# A Tale of Three Wives



## the iceman (Mar 19, 2009)

*Three men married wives from different states. 


The first man married a woman from Michigan . He told her that she was to do the dishes and house cleaning. It took a couple of days, but on the third day, he came home to see a clean house and dishes washed and put away. 


The second man married a woman from Missouri. He gave his wife orders that she was to do all the cleaning, dishes and the cooking. The first day he didn't see any results, but the next day he saw it was better. By the third day, he saw his house was clean, the dishes were done and there was a huge dinner on the table.

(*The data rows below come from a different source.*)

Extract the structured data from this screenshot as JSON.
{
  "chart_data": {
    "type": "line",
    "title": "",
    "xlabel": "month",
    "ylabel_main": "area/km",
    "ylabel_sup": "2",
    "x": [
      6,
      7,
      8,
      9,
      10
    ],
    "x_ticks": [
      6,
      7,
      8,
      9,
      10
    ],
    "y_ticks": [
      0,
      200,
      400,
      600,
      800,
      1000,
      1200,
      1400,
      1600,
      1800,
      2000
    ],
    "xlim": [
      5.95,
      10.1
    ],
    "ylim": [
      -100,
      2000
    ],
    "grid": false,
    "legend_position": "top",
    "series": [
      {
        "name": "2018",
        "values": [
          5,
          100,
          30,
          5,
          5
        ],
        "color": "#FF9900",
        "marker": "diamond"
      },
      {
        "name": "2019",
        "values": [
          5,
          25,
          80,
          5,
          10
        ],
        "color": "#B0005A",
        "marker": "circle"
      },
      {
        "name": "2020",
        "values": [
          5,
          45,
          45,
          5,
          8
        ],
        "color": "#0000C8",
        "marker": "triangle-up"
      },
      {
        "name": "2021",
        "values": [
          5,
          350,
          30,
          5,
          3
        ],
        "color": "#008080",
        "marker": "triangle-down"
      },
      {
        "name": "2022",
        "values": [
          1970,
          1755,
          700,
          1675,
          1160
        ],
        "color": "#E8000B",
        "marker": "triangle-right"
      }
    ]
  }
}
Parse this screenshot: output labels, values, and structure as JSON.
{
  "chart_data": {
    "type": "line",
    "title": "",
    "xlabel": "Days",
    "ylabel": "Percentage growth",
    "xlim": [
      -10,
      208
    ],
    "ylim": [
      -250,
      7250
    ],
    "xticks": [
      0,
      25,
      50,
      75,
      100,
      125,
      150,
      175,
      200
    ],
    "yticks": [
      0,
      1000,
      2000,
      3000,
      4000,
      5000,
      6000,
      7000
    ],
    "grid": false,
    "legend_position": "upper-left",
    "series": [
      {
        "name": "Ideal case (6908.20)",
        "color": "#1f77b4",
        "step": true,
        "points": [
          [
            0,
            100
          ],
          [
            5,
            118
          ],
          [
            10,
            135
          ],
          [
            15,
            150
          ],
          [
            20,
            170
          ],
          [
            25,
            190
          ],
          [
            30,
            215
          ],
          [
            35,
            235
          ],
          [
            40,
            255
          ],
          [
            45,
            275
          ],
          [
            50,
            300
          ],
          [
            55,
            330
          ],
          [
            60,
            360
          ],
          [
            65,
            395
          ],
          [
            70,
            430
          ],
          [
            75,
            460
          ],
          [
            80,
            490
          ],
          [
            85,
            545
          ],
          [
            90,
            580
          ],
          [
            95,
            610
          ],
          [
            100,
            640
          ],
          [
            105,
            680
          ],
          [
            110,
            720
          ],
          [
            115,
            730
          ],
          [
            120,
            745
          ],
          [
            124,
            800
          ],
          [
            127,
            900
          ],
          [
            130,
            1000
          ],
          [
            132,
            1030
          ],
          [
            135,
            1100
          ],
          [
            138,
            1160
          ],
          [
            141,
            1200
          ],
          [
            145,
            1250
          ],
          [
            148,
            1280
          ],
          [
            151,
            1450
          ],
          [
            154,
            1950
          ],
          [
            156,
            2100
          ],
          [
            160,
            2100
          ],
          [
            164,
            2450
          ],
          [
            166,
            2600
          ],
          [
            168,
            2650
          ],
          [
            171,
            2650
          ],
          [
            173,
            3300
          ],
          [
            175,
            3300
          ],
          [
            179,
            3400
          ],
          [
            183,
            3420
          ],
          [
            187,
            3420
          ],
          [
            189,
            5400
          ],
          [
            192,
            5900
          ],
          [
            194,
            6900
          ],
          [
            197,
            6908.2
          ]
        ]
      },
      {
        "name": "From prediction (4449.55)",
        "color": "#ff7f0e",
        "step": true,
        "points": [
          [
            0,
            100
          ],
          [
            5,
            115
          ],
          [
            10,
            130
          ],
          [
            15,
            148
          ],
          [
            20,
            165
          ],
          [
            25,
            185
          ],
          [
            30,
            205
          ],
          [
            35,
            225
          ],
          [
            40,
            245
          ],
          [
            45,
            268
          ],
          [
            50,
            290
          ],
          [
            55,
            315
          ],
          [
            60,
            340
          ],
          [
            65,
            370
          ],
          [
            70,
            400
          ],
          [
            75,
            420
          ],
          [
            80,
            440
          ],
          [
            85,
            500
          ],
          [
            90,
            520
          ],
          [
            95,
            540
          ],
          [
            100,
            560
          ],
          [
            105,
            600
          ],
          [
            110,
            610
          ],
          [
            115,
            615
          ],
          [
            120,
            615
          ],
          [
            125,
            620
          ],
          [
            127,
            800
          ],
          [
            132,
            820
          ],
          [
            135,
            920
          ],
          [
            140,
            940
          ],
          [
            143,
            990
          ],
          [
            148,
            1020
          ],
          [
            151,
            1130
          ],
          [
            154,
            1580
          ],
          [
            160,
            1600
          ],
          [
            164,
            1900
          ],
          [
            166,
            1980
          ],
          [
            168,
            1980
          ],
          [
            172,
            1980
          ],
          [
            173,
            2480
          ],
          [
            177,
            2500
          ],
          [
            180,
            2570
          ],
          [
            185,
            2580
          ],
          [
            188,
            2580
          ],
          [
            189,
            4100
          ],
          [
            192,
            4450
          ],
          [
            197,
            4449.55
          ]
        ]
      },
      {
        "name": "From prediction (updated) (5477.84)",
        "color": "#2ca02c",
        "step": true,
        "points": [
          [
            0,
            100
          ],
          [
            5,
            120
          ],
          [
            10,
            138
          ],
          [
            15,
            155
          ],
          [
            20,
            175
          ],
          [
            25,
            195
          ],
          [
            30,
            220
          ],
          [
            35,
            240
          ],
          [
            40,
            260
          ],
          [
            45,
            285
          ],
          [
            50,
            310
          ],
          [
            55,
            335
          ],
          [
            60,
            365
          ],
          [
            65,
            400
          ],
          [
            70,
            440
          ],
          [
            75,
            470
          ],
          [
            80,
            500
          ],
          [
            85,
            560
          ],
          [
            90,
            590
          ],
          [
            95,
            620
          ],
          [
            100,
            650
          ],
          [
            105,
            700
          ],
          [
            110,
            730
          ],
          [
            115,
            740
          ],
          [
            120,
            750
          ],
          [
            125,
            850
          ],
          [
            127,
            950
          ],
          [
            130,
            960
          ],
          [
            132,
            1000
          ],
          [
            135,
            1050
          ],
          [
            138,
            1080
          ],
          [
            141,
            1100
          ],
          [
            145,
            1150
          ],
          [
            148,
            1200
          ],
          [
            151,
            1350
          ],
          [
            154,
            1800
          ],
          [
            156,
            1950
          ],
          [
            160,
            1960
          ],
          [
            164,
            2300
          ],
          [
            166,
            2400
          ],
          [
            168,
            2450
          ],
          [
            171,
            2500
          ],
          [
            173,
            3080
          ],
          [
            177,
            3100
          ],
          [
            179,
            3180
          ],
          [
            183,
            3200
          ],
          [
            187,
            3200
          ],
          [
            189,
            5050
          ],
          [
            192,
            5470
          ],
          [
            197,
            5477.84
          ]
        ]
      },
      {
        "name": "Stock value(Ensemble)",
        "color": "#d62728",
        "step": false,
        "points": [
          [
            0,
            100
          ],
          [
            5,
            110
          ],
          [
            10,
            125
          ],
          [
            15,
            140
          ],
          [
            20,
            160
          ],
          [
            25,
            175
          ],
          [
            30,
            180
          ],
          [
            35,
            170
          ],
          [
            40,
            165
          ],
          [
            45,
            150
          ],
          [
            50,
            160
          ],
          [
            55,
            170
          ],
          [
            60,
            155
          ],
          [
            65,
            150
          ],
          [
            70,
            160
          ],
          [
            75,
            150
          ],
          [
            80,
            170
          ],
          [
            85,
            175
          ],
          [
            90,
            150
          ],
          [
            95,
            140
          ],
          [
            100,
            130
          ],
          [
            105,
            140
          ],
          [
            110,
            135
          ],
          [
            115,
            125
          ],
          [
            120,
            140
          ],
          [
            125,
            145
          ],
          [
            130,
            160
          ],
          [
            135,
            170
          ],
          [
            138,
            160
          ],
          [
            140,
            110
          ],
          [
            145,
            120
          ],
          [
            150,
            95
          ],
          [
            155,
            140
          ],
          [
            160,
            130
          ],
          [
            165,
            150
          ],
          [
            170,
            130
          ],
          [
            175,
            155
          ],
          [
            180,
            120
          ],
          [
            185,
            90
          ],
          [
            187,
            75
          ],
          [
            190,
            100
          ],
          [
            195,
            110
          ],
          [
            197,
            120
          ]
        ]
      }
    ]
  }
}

The third man married a girl from Arkansas. He ordered her to keep the house cleaned, dishes washed, lawn mowed, laundry washed, and hot meals on the table for every meal. He said the first day he didn't see anything, the second day he didn't see anything but by the third day, some of the swelling had gone down and he could see a little out of his left eye, and his arm was healed enough that he could fix himself a sandwich and load the dishwasher.*


----------



## harrylips (Mar 20, 2009)

I don't know what is funnier...the punchline to the joke or the part about Michigan wife cleaning....


----------



## smokestars (Apr 13, 2009)

How very true, yep, sad but true, God Bless Arkansas! 
	

	
	
		
		



		
		
	


	





Don


----------